The amount you can borrow depends on your available equity. Most second charge lenders advance up to 80–85% combined LTV across your first mortgage and the new second charge. If your home is worth £400,000 and your mortgage balance is £200,000, you have up to £120,000–£140,000 of accessible equity in theory. In practice, affordability — your income relative to all monthly obligations — may be the binding constraint before the LTV limit is reached.
A secured loan for this purpose is best suited to land purchases where you can hold the land without time pressure — for example, buying a plot adjacent to your property, or securing agricultural land that you intend to develop or manage over the long term. If you need to complete a land purchase very quickly, or if the land is being acquired at auction, the standard four to eight week timeline of a secured loan application may be too slow.
Bridging Loans: The More Common Route for Land
For time-sensitive land purchases, particularly at auction or where the seller is unwilling to wait for a standard mortgage timeline, a bridging loan is the more commonly used tool.
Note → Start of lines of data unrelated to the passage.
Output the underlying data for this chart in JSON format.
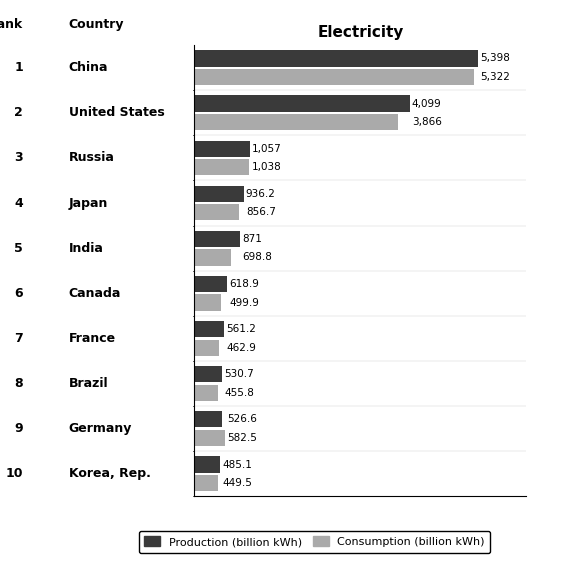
{
  "countries": [
    "China",
    "United States",
    "Russia",
    "Japan",
    "India",
    "Canada",
    "France",
    "Brazil",
    "Germany",
    "Korea, Rep."
  ],
  "ranks": [
    "1",
    "2",
    "3",
    "4",
    "5",
    "6",
    "7",
    "8",
    "9",
    "10"
  ],
  "production": [
    5398,
    4099,
    1057,
    936.2,
    871,
    618.9,
    561.2,
    530.7,
    526.6,
    485.1
  ],
  "consumption": [
    5322,
    3866,
    1038,
    856.7,
    698.8,
    499.9,
    462.9,
    455.8,
    582.5,
    449.5
  ],
  "production_labels": [
    "5,398",
    "4,099",
    "1,057",
    "936.2",
    "871",
    "618.9",
    "561.2",
    "530.7",
    "526.6",
    "485.1"
  ],
  "consumption_labels": [
    "5,322",
    "3,866",
    "1,038",
    "856.7",
    "698.8",
    "499.9",
    "462.9",
    "455.8",
    "582.5",
    "449.5"
  ],
  "production_color": "#3a3a3a",
  "consumption_color": "#aaaaaa",
  "title": "Electricity",
  "legend_production": "Production (billion kWh)",
  "legend_consumption": "Consumption (billion kWh)",
  "background_color": "#ffffff",
  "title_fontsize": 11,
  "label_fontsize": 7.5,
  "tick_fontsize": 9,
  "header_fontsize": 9
}
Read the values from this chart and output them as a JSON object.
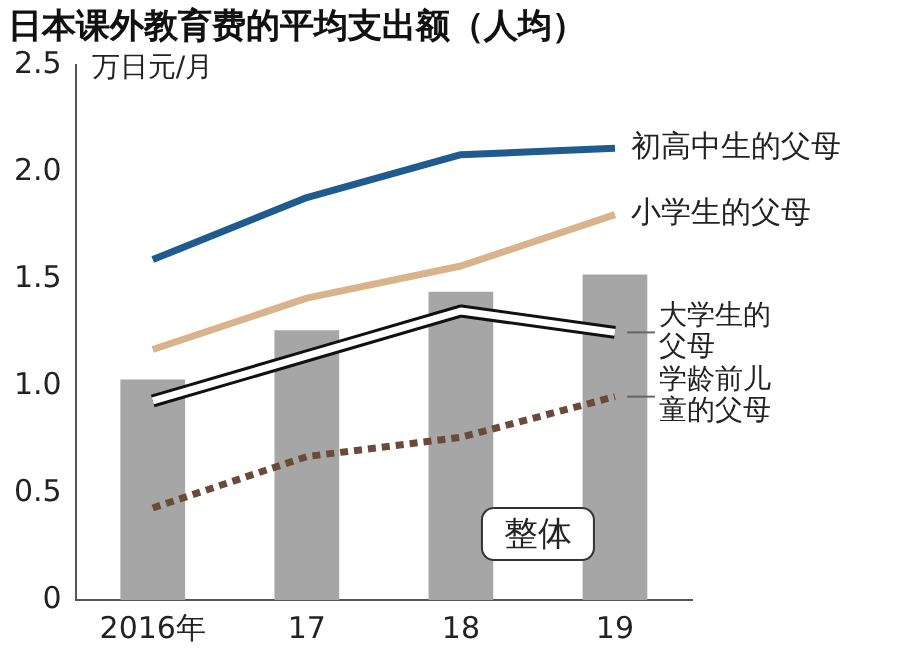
{
  "chart_data": {
    "type": "line",
    "title": "日本课外教育费的平均支出额（人均）",
    "ylabel": "万日元/月",
    "categories": [
      "2016年",
      "17",
      "18",
      "19"
    ],
    "series": [
      {
        "name": "整体",
        "type": "bar",
        "color": "#a6a6a6",
        "values": [
          1.03,
          1.26,
          1.44,
          1.52
        ]
      },
      {
        "name": "初高中生的父母",
        "color": "#1f5b8e",
        "values": [
          1.59,
          1.88,
          2.08,
          2.11
        ]
      },
      {
        "name": "小学生的父母",
        "color": "#d9b38c",
        "values": [
          1.17,
          1.41,
          1.56,
          1.8
        ]
      },
      {
        "name": "大学生的父母",
        "color": "#ffffff",
        "values": [
          0.93,
          1.14,
          1.35,
          1.25
        ]
      },
      {
        "name": "学龄前儿童的父母",
        "color": "#6b4a3a",
        "line_style": "dotted",
        "values": [
          0.43,
          0.67,
          0.76,
          0.95
        ]
      }
    ],
    "ylim": [
      0,
      2.5
    ],
    "yticks": [
      0,
      0.5,
      {
        "value": 1,
        "label": "1.0"
      },
      {
        "value": 1.5,
        "label": "1.5"
      },
      {
        "value": 2,
        "label": "2.0"
      },
      {
        "value": 2.5,
        "label": "2.5"
      }
    ],
    "grid": false,
    "legend": false,
    "marker": "none"
  }
}
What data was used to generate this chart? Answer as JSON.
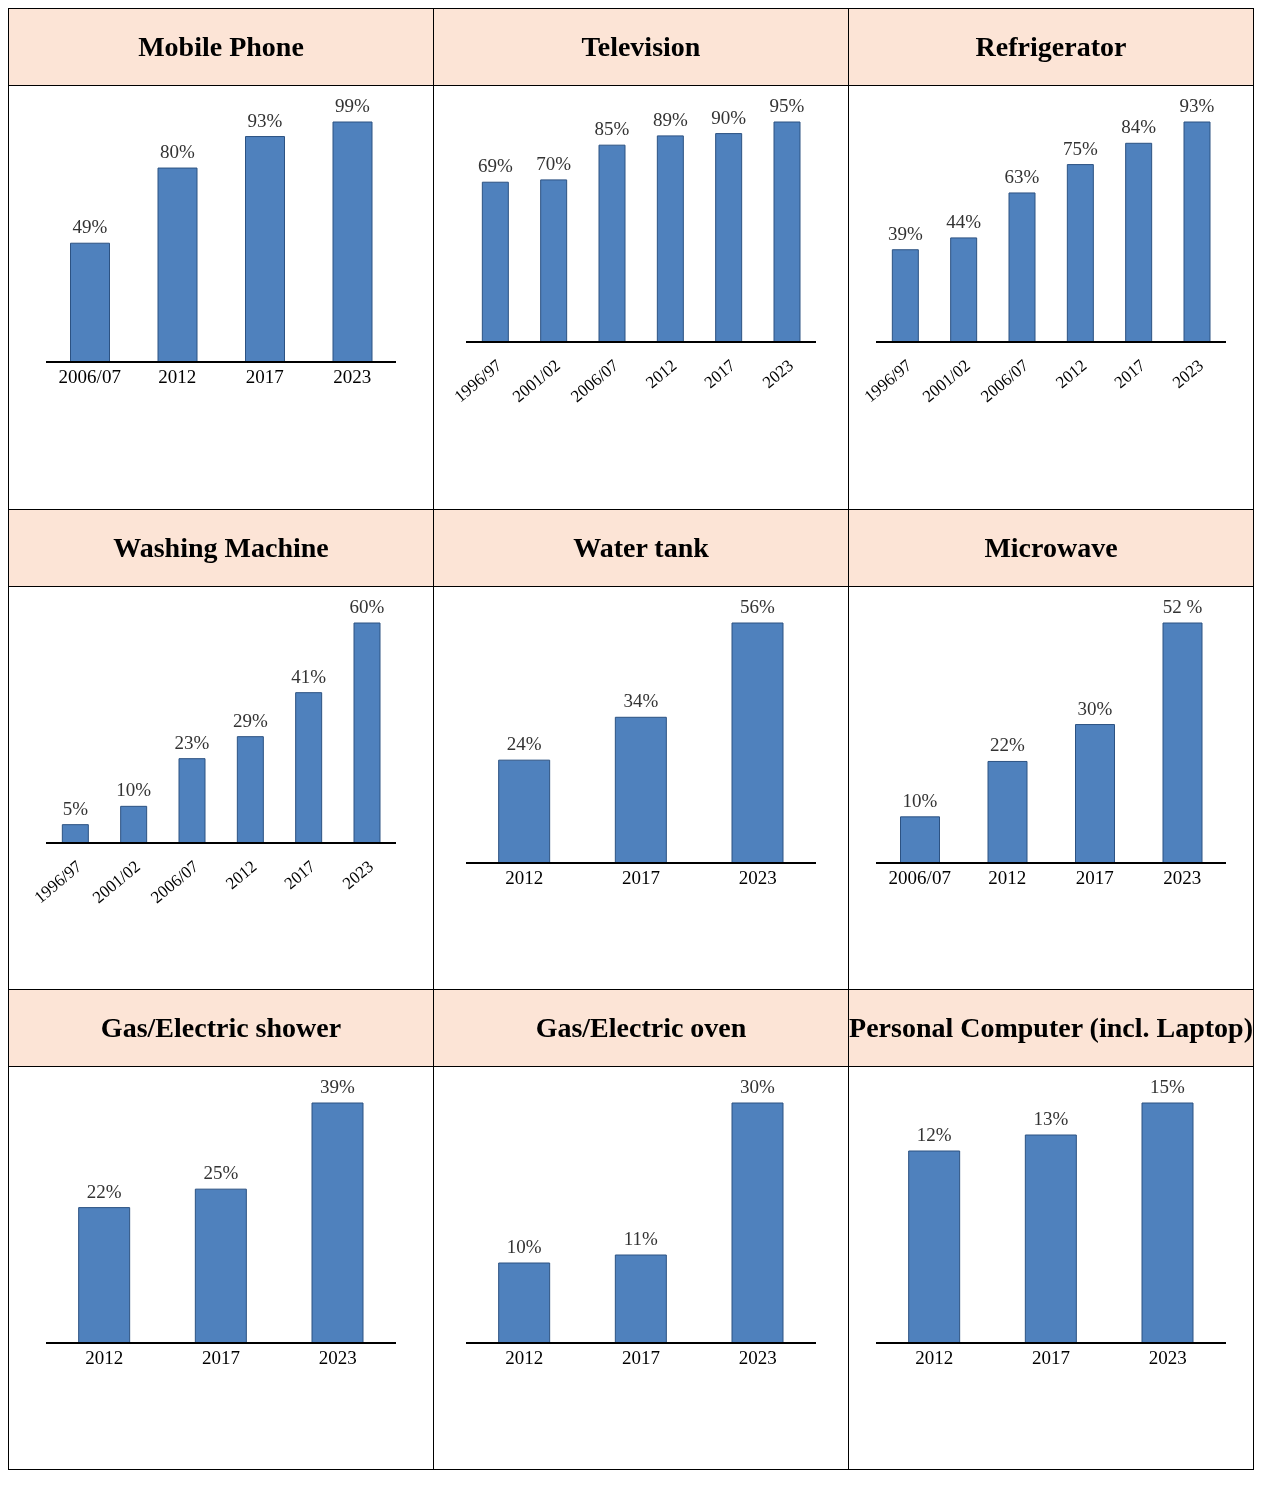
{
  "chart_data": [
    {
      "type": "bar",
      "title": "Mobile Phone",
      "categories": [
        "2006/07",
        "2012",
        "2017",
        "2023"
      ],
      "values": [
        49,
        80,
        93,
        99
      ],
      "value_labels": [
        "49%",
        "80%",
        "93%",
        "99%"
      ],
      "color": "#4f81bd"
    },
    {
      "type": "bar",
      "title": "Television",
      "categories": [
        "1996/97",
        "2001/02",
        "2006/07",
        "2012",
        "2017",
        "2023"
      ],
      "values": [
        69,
        70,
        85,
        89,
        90,
        95
      ],
      "value_labels": [
        "69%",
        "70%",
        "85%",
        "89%",
        "90%",
        "95%"
      ],
      "color": "#4f81bd"
    },
    {
      "type": "bar",
      "title": "Refrigerator",
      "categories": [
        "1996/97",
        "2001/02",
        "2006/07",
        "2012",
        "2017",
        "2023"
      ],
      "values": [
        39,
        44,
        63,
        75,
        84,
        93
      ],
      "value_labels": [
        "39%",
        "44%",
        "63%",
        "75%",
        "84%",
        "93%"
      ],
      "color": "#4f81bd"
    },
    {
      "type": "bar",
      "title": "Washing Machine",
      "categories": [
        "1996/97",
        "2001/02",
        "2006/07",
        "2012",
        "2017",
        "2023"
      ],
      "values": [
        5,
        10,
        23,
        29,
        41,
        60
      ],
      "value_labels": [
        "5%",
        "10%",
        "23%",
        "29%",
        "41%",
        "60%"
      ],
      "color": "#4f81bd"
    },
    {
      "type": "bar",
      "title": "Water tank",
      "categories": [
        "2012",
        "2017",
        "2023"
      ],
      "values": [
        24,
        34,
        56
      ],
      "value_labels": [
        "24%",
        "34%",
        "56%"
      ],
      "color": "#4f81bd"
    },
    {
      "type": "bar",
      "title": "Microwave",
      "categories": [
        "2006/07",
        "2012",
        "2017",
        "2023"
      ],
      "values": [
        10,
        22,
        30,
        52
      ],
      "value_labels": [
        "10%",
        "22%",
        "30%",
        "52 %"
      ],
      "color": "#4f81bd"
    },
    {
      "type": "bar",
      "title": "Gas/Electric shower",
      "categories": [
        "2012",
        "2017",
        "2023"
      ],
      "values": [
        22,
        25,
        39
      ],
      "value_labels": [
        "22%",
        "25%",
        "39%"
      ],
      "color": "#4f81bd"
    },
    {
      "type": "bar",
      "title": "Gas/Electric oven",
      "categories": [
        "2012",
        "2017",
        "2023"
      ],
      "values": [
        10,
        11,
        30
      ],
      "value_labels": [
        "10%",
        "11%",
        "30%"
      ],
      "color": "#4f81bd"
    },
    {
      "type": "bar",
      "title": "Personal Computer (incl. Laptop)",
      "categories": [
        "2012",
        "2017",
        "2023"
      ],
      "values": [
        12,
        13,
        15
      ],
      "value_labels": [
        "12%",
        "13%",
        "15%"
      ],
      "color": "#4f81bd"
    }
  ]
}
Bridging lenders can, in some cases, lend against land directly — particularly where planning permission exists or where the land forms part of a development project — and can complete within days rather than weeks.
Bridging loan rates are higher than second charge rates — typically 0.75–1.5% per month (9–18% annualised) — and there are usually arrangement fees of 1–2% of the loan amount. They are designed to be repaid within twelve months, either through the sale of the land (if that is the plan), the completion of a development and refinance, or another longer-term finance arrangement. Bridging is expensive over time but efficient for speed.
If the land has planning permission for residential development, the calculation changes. Land with planning permission is more liquid and more valuable as security, which means more lenders — including some specialist development finance lenders — will consider lending against it directly. The higher the certainty of the planning permission, the more lenders are available and the more competitive the rates.